I was wondering if it’s possible (or reasonable) to create a partial chunk of the beginning of a dataset. For example, I’ve got a dataset with one dimension of time. I want to keep all of the chunk periods the same, but I’m periodically prepending more data to the beginning of the dataset (and potentially changing values in other chunks).
What advice would you give for such a use-case?
Hi,
Thanks for your question!
I’m not quite sure what you mean by “partial chunk” … in HDF5 if you have a chunked dataset, new chunks will get allocated as you write to it. Depending on the relative sizes of the dataset and chunk dimensions, you may have “edge chunks” at the end. Say the chunk shape was (100, 100) and the dataset shape was (200, 150). You’d have at most 4 allocated chunks and the two right-most ones would have 100x50xdatatypesize bytes that would be stored in the file (assuming no compression) that wouldn’t ever have any data.
As a rule it’s a good idea to have the dataset extent divisible by the chunk extent to avoid this. In any case, partial chunks will always be at the end of the dataset, not the front.
When you prepend data, do you mean you are adding data to the front of the dataset and shifting the other elements down? That will be an expensive operation. Can you just append to the back and logically reorder the sequence of elements (i.e. newer elements will always be to the right of older elements)?
I’ll try to make a simple example of my problem.
Let’s say I have water temperature data modelled over time (at a specific point in space, but let’s ignore the space for this example). I initially have data starting from 2021-01-01 to 2021-12-31. In HDF5, I create a single dimension dataset for the time data and a single dimension dataset for the temperature data and associate it with the time label. In the process, I need to give both datasets a chunk size (and other parameters). As you mentioned, if the chunk size doesn’t fit evenly into the total length of the dataset, then there will be “edge chunks” at the end.
The question is, what happens when I try to add new data prior to 2021-01-01? To keep the dataset ordered in time, I’d need to prepend the data to the front of the dataset, but as you mentioned it’s probably a computationally expensive task because (I assume) HDF5 needs to rework all the chunks to realign them to the newly update dataset. I guess if order doesn’t matter, your suggestion regarding appending the new data to the end makes sense as only the edge chunks (and new chunks) would only need to be updated rather than all chunks. I was just hoping to find some way to keep the data ordered in time, but not have to rework all of the existing chunks. Internally, I assume that the hash of each chunk is stored against it’s logical position in the dataset, so that the HDF5 API knows where each chunk should go. It feels like it should be possible to add more chunks and tell HDF5 to put it in front of the other chunks, but I’m not knowledgeable enough in the low-level API to know. If it’s not possible, then that’s fine; I just wanted to make sure I wasn’t missing something.
I’ m sorry, but there’s no easy way to add data to both ends of a one-dimensional dataset.
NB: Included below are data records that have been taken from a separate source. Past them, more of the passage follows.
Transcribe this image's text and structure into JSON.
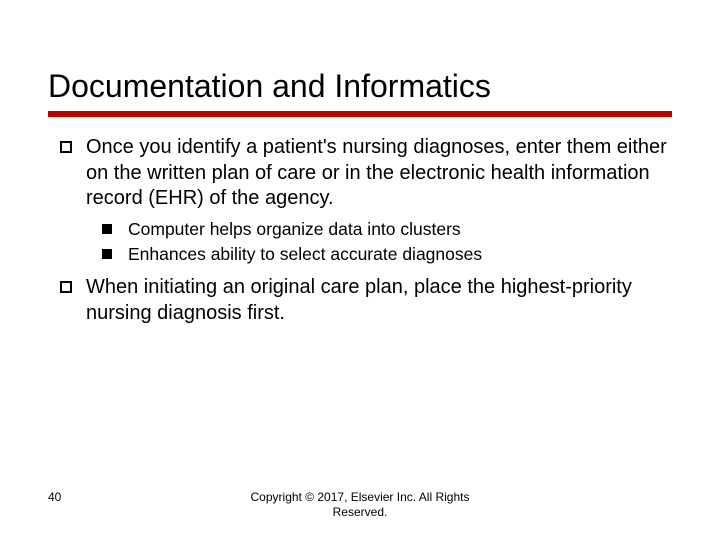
{
  "title": "Documentation and Informatics",
  "underline_color": "#c00000",
  "bullets": [
    {
      "text": "Once you identify a patient's nursing diagnoses, enter them either on the written plan of care or in the electronic health information record (EHR) of the agency.",
      "sub": [
        "Computer helps organize data into clusters",
        "Enhances ability to select accurate diagnoses"
      ]
    },
    {
      "text": "When initiating an original care plan, place the highest-priority nursing diagnosis first.",
      "sub": []
    }
  ],
  "page_number": "40",
  "copyright_line1": "Copyright © 2017, Elsevier Inc. All Rights",
  "copyright_line2": "Reserved.",
  "colors": {
    "background": "#ffffff",
    "text": "#000000",
    "accent": "#c00000"
  },
  "fontsizes": {
    "title": 32,
    "body": 20,
    "sub": 17.5,
    "footer": 12
  }
}
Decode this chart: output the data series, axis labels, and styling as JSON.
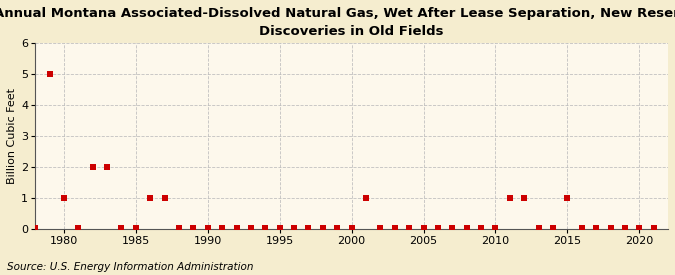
{
  "title": "Annual Montana Associated-Dissolved Natural Gas, Wet After Lease Separation, New Reservoir\nDiscoveries in Old Fields",
  "ylabel": "Billion Cubic Feet",
  "source": "Source: U.S. Energy Information Administration",
  "background_color": "#f5edcf",
  "plot_background_color": "#fdf8ec",
  "marker_color": "#cc0000",
  "grid_color": "#bbbbbb",
  "xlim": [
    1978,
    2022
  ],
  "ylim": [
    0,
    6
  ],
  "yticks": [
    0,
    1,
    2,
    3,
    4,
    5,
    6
  ],
  "xticks": [
    1980,
    1985,
    1990,
    1995,
    2000,
    2005,
    2010,
    2015,
    2020
  ],
  "years": [
    1978,
    1979,
    1980,
    1981,
    1982,
    1983,
    1984,
    1985,
    1986,
    1987,
    1988,
    1989,
    1990,
    1991,
    1992,
    1993,
    1994,
    1995,
    1996,
    1997,
    1998,
    1999,
    2000,
    2001,
    2002,
    2003,
    2004,
    2005,
    2006,
    2007,
    2008,
    2009,
    2010,
    2011,
    2012,
    2013,
    2014,
    2015,
    2016,
    2017,
    2018,
    2019,
    2020,
    2021
  ],
  "values": [
    0.02,
    5.0,
    1.0,
    0.02,
    2.0,
    2.0,
    0.02,
    0.02,
    1.0,
    1.0,
    0.02,
    0.02,
    0.02,
    0.02,
    0.02,
    0.02,
    0.02,
    0.02,
    0.02,
    0.02,
    0.02,
    0.02,
    0.02,
    1.0,
    0.02,
    0.02,
    0.02,
    0.02,
    0.02,
    0.02,
    0.02,
    0.02,
    0.02,
    1.0,
    1.0,
    0.02,
    0.02,
    1.0,
    0.02,
    0.02,
    0.02,
    0.02,
    0.02,
    0.02
  ],
  "title_fontsize": 9.5,
  "axis_fontsize": 8,
  "source_fontsize": 7.5,
  "marker_size": 14
}
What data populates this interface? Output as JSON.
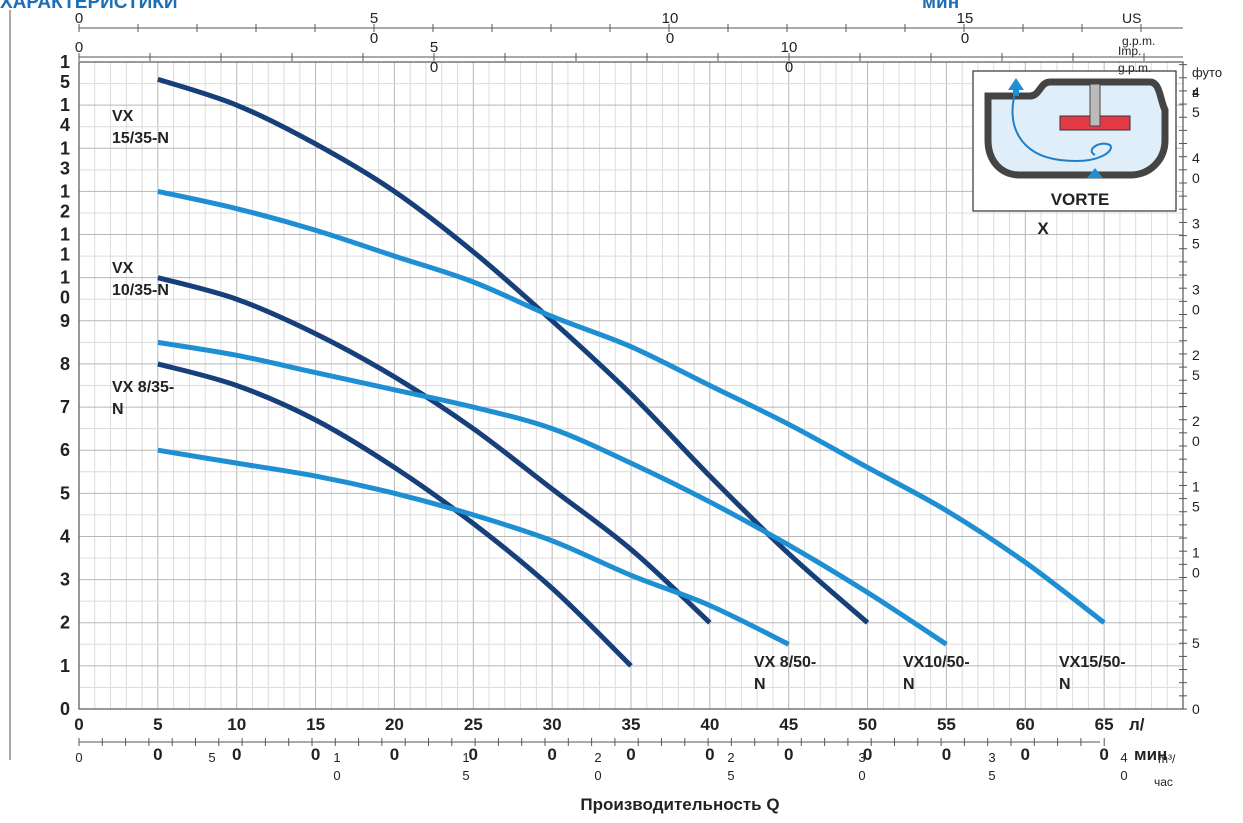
{
  "header": {
    "title": "ХАРАКТЕРИСТИКИ",
    "title_right": "мин"
  },
  "axes": {
    "x_unit": "л/мин",
    "x_unit_top_part": "л/",
    "x_unit_bottom_part": "мин",
    "x_label": "Производительность Q",
    "us_gpm": "US g.p.m.",
    "imp_gpm": "Imp. g.p.m.",
    "m3h": "m³/час",
    "m3h_top": "m³/",
    "m3h_bottom": "час",
    "feet": "футов",
    "feet_top": "футо",
    "feet_bottom": "в"
  },
  "inset": {
    "label_line1": "VORTE",
    "label_line2": "X"
  },
  "chart_data": {
    "type": "line",
    "title": "ХАРАКТЕРИСТИКИ",
    "xlabel": "Производительность Q",
    "ylabel": "",
    "xlim": [
      0,
      70
    ],
    "ylim": [
      0,
      15
    ],
    "x_ticks_lmin": [
      "0",
      "5",
      "10",
      "15",
      "20",
      "25",
      "30",
      "35",
      "40",
      "45",
      "50",
      "55",
      "60",
      "65"
    ],
    "x_ticks_lmin_bottom": [
      "",
      "0",
      "0",
      "0",
      "0",
      "0",
      "0",
      "0",
      "0",
      "0",
      "0",
      "0",
      "0",
      "0"
    ],
    "y_ticks_m": [
      "0",
      "1",
      "2",
      "3",
      "4",
      "5",
      "6",
      "7",
      "8",
      "9",
      "1\n0",
      "1\n1",
      "1\n2",
      "1\n3",
      "1\n4",
      "1\n5"
    ],
    "right_ticks_feet": [
      "0",
      "5",
      "1\n0",
      "1\n5",
      "2\n0",
      "2\n5",
      "3\n0",
      "3\n5",
      "4\n0",
      "4\n5"
    ],
    "top_ticks_us_gpm": [
      "0",
      "5\n0",
      "10\n0",
      "15\n0"
    ],
    "top_ticks_imp_gpm": [
      "0",
      "5\n0",
      "10\n0"
    ],
    "bottom_ticks_m3h": [
      "0",
      "5",
      "1\n0",
      "1\n5",
      "2\n0",
      "2\n5",
      "3\n0",
      "3\n5",
      "4\n0"
    ],
    "series": [
      {
        "name": "VX 15/35-N",
        "label_lines": [
          "VX",
          "15/35-N"
        ],
        "color": "#173f7a",
        "x": [
          5,
          10,
          15,
          20,
          25,
          30,
          35,
          40,
          45,
          50
        ],
        "y": [
          14.6,
          14.0,
          13.1,
          12.0,
          10.6,
          9.0,
          7.3,
          5.4,
          3.6,
          2.0
        ]
      },
      {
        "name": "VX 10/35-N",
        "label_lines": [
          "VX",
          "10/35-N"
        ],
        "color": "#173f7a",
        "x": [
          5,
          10,
          15,
          20,
          25,
          30,
          35,
          40
        ],
        "y": [
          10.0,
          9.5,
          8.7,
          7.7,
          6.5,
          5.1,
          3.7,
          2.0
        ]
      },
      {
        "name": "VX 8/35-N",
        "label_lines": [
          "VX 8/35-",
          "N"
        ],
        "color": "#173f7a",
        "x": [
          5,
          10,
          15,
          20,
          25,
          30,
          35
        ],
        "y": [
          8.0,
          7.5,
          6.7,
          5.6,
          4.3,
          2.8,
          1.0
        ]
      },
      {
        "name": "VX15/50-N",
        "label_lines": [
          "VX15/50-",
          "N"
        ],
        "color": "#1e8fd2",
        "x": [
          5,
          10,
          15,
          20,
          25,
          30,
          35,
          40,
          45,
          50,
          55,
          60,
          65
        ],
        "y": [
          12.0,
          11.6,
          11.1,
          10.5,
          9.9,
          9.1,
          8.4,
          7.5,
          6.6,
          5.6,
          4.6,
          3.4,
          2.0
        ]
      },
      {
        "name": "VX10/50-N",
        "label_lines": [
          "VX10/50-",
          "N"
        ],
        "color": "#1e8fd2",
        "x": [
          5,
          10,
          15,
          20,
          25,
          30,
          35,
          40,
          45,
          50,
          55
        ],
        "y": [
          8.5,
          8.2,
          7.8,
          7.4,
          7.0,
          6.5,
          5.7,
          4.8,
          3.8,
          2.7,
          1.5
        ]
      },
      {
        "name": "VX 8/50-N",
        "label_lines": [
          "VX 8/50-",
          "N"
        ],
        "color": "#1e8fd2",
        "x": [
          5,
          10,
          15,
          20,
          25,
          30,
          35,
          40,
          45
        ],
        "y": [
          6.0,
          5.7,
          5.4,
          5.0,
          4.5,
          3.9,
          3.1,
          2.4,
          1.5
        ]
      }
    ],
    "grid": true
  }
}
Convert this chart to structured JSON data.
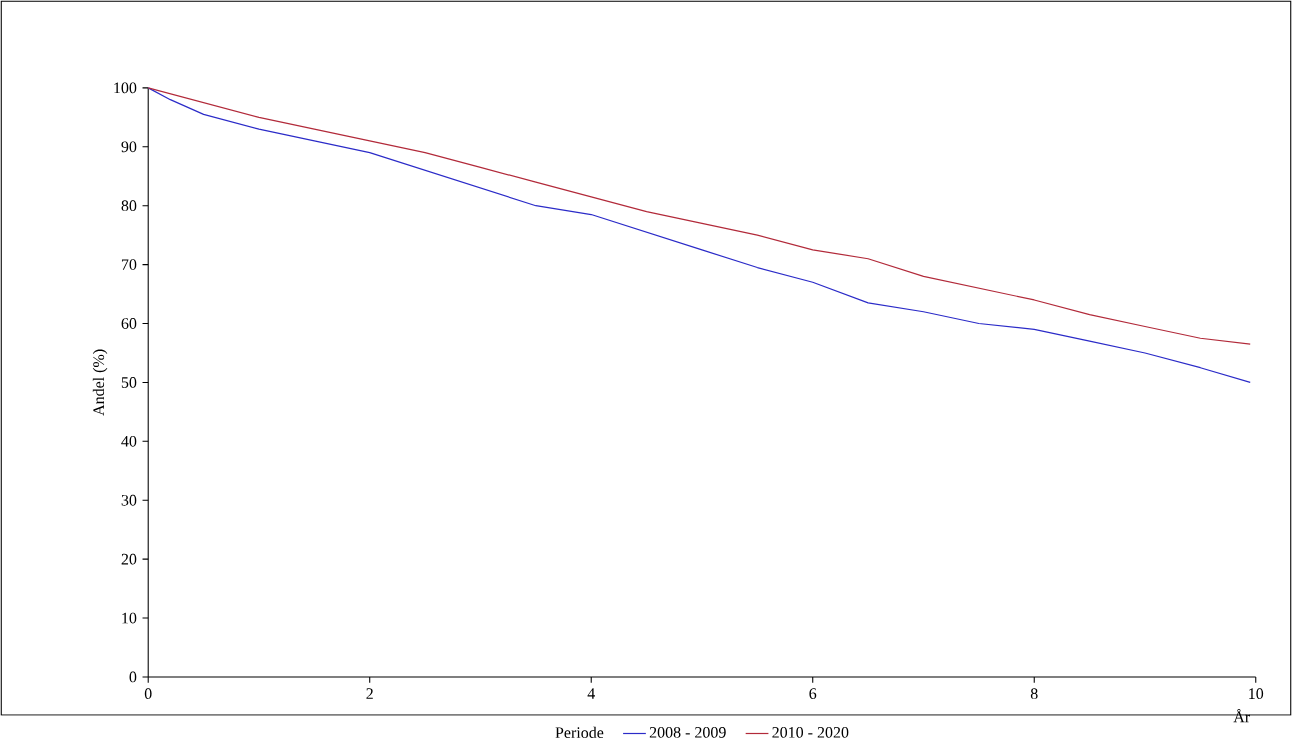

I think you’ll be forced to do a data move one way or the other.
It would be an interesting feature to allow negative dataset extents. i.e. say you start off with a dataset with dimensions 0:10, need to prepend 10 elements and extend the dataset in the lower bound, so you wind up with dimension -10:10.
I don’t recall this particular proposal coming up before, but it would seem useful. Likely it will require some effort to implement though.
Yes, using virtual datasets is an idea. Depending on how many updates you will be doing, there will be a certain amount of overhead, so verify the performance will work for you.
Another idea would be to define element 0 as the earliest possible time you would ever have. With chunked datasets, storage will only be allocated when you write to these values. You’ll need to come up with a method to indicate when the “real” data starts. You could use fill values or an attribute giving the starting index.
I like @jready’s idea to define element 0 as the earliest possible time, taking advantage of HDF5’s built-in allocate on each chunk write. This is effectively a type of sparse data storage. This is also the simplest strategy because it uses only the basic HDF5 API and does not tinker with internals.
A related strategy would be to append all new time steps at the end of the physical data set on an unlimited time dimension. Records would no longer be in chronological order, but the file is now as compact as possible with no empty records. Keep the date/time values in a separate small “index variable” alongside the data array. Use the index variable to retrieve records in chronological order as needed, when reading data back out later. This strategy also avoids advanced features and tinkering with internals. This strategy would also allow unlimited “prepending” with no risk of overflowing an initial estimate of the start time.
Thank you all very much for your advice! I really appreciate the discussions! I do like to push some software to it’s limits
I do like the idea of initially creating a dataset that starts really early at a known consistent start and only fill the chunks with data as needed. This will also more easily allow for the modification of already written chunks later since all of the chunks will be set in stone at dataset creation, which wouldn’t be the case if I simply appended more data to the end (out of chronological order).
I’m assuming that there isn’t too much extra disk space required to create a larger than immediately necessary hash/B-tree index table for all those extra “empty” chunks.